Off we went into the night with about four vijana (young people) and flashlights. When we got to the trees with the beehives, they started a fire and once it made coals, they blew it out so that it would smoke and not give off much light. One of the vijana climbed a tree to lower a hive and we all turned out our flashlights. There was the sound of breaking branches (he was climbing a tree in the dark!) and then we could hear when reached the hive because the otherwise silent night filled with the urgent hum of bees. I took several steps backward. I was terrified.
Working in the dark, only occasionally using the lamps in short flashes (the bees are attracted to light), they cracked the hollow-log hive open once it hit the ground. The hum grew even more urgent and again I took several steps backward. They dragged the two halves just downwind of the smoking coals. I wasn’t wearing a veil or gloves--hell, I was wearing a skirt! African honey bees are notoriously aggressive! That’s why beekeepers open the hives at night here, doing this in the daytime is practically unthinkable. The thought of beekeeping unprotected with these bees...I was resigned to just observe in the dim light from afar. But after a little while, I mustered up some nerve to go a little closer, then closer, and closer until I was taking out a piece of honey comb with my bare hands. Soon both my hands were dowsed with honey as I placed comb into the buckets. The comb was attached in broad stretches across the length of the log. The honey was concentrated at the periphery and the brood in the center, the same pattern as in any healthy hive. We basically had to just dig in and grab a chunk of comb and pick all the bees off it, hoping not to get stung. Chewing on beeswax and licking the dripping honey off my hands, I was feeling very Pooh Bear.
That night we harvested from four hives, and we harvested everything: honey, brood, pollen, keeping the honey separate from the rest. It was really hard to take part in the destruction of a hive—the brood pattern was perfect and the hive was so healthy, and we just gutted it. In a stroke of amazing luck, I found the queen on a segment of comb that I was de-beeing. I called to the vijana and my friend to come see, and the first one to come over started to flick her off—he thought she was just another bee. When I told them they were looking at the queen, they were amazed. “I say!” they exclaimed in an adorable Anglicism. Decades of beekeeping and they had never seen a queen! They all wanted to hold her, and they asked all sorts of questions about her as she darted around their hands. “How many eggs does she lay? Can she fly? Can she sting? Are all of these bees her babies?” They took special care to put her some place safe, even though we had just destroyed her hive.
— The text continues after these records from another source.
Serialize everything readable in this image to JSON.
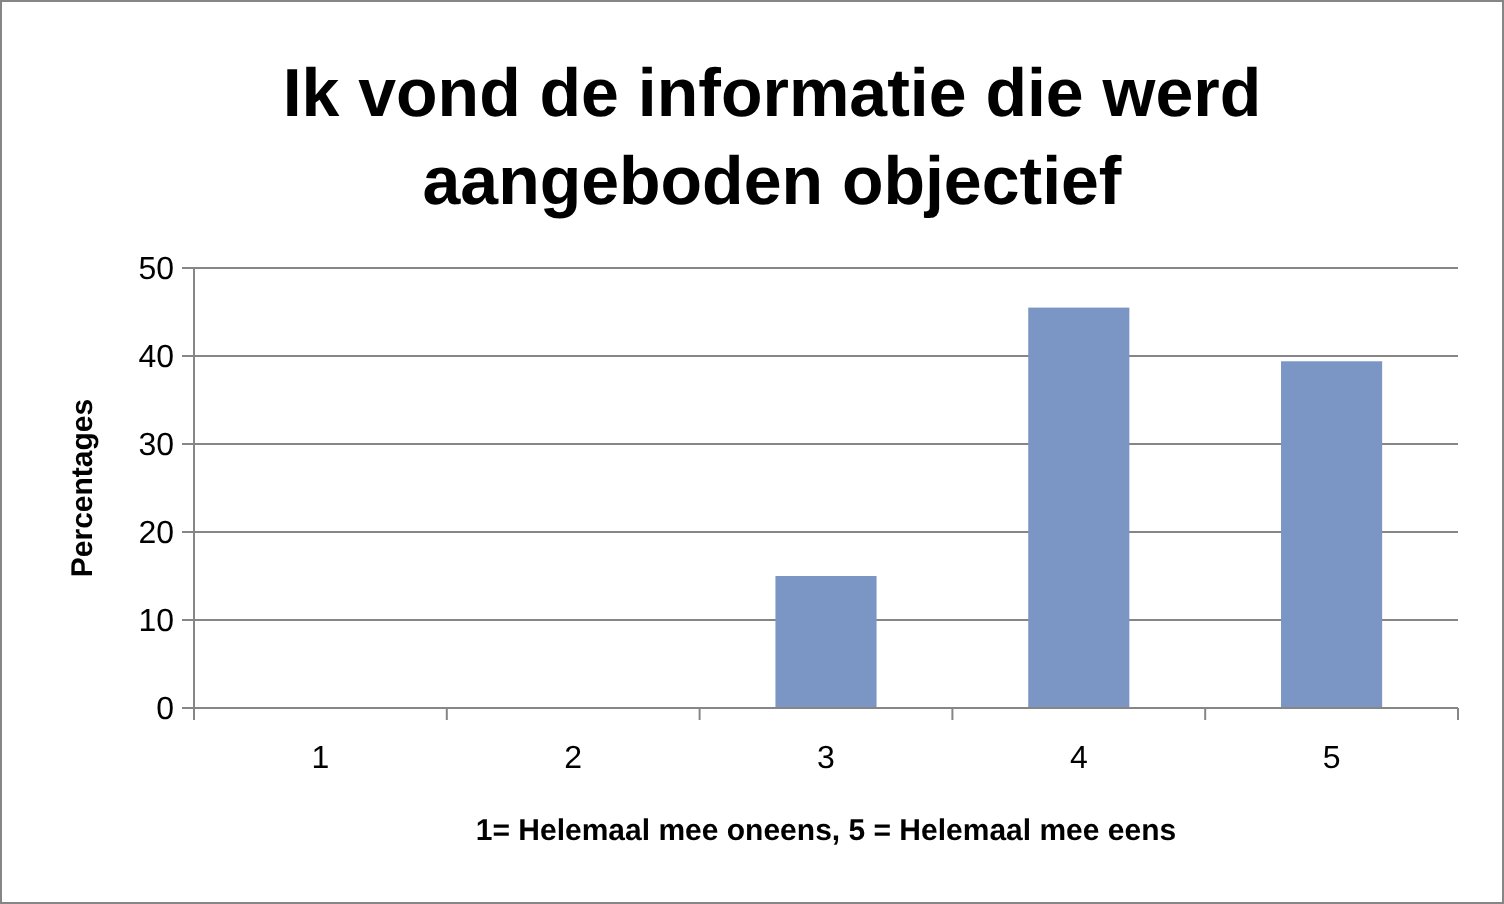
{
  "chart_data": {
    "type": "bar",
    "title": "Ik vond de informatie die werd aangeboden objectief",
    "xlabel": "1= Helemaal mee oneens, 5 = Helemaal mee eens",
    "ylabel": "Percentages",
    "categories": [
      "1",
      "2",
      "3",
      "4",
      "5"
    ],
    "values": [
      0,
      0,
      15,
      45.5,
      39.4
    ],
    "color": "#7b96c4",
    "ylim": [
      0,
      50
    ],
    "yticks": [
      0,
      10,
      20,
      30,
      40,
      50
    ],
    "grid": "y"
  }
}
I can firmly say that that was the last time that I go beekeeping in Africa in a skirt. Although the spandex blunted many of the stings to my butt and thighs, I definitely learned my lesson. I was stung two times on my hand, as well, without the buffer of spandex. For the next two days my right hand was 50% larger than my left! The sugar high was first to wear off after the adrenaline, then the swelling, but I’m still swooning from my first beekeeping outing in Tanzania.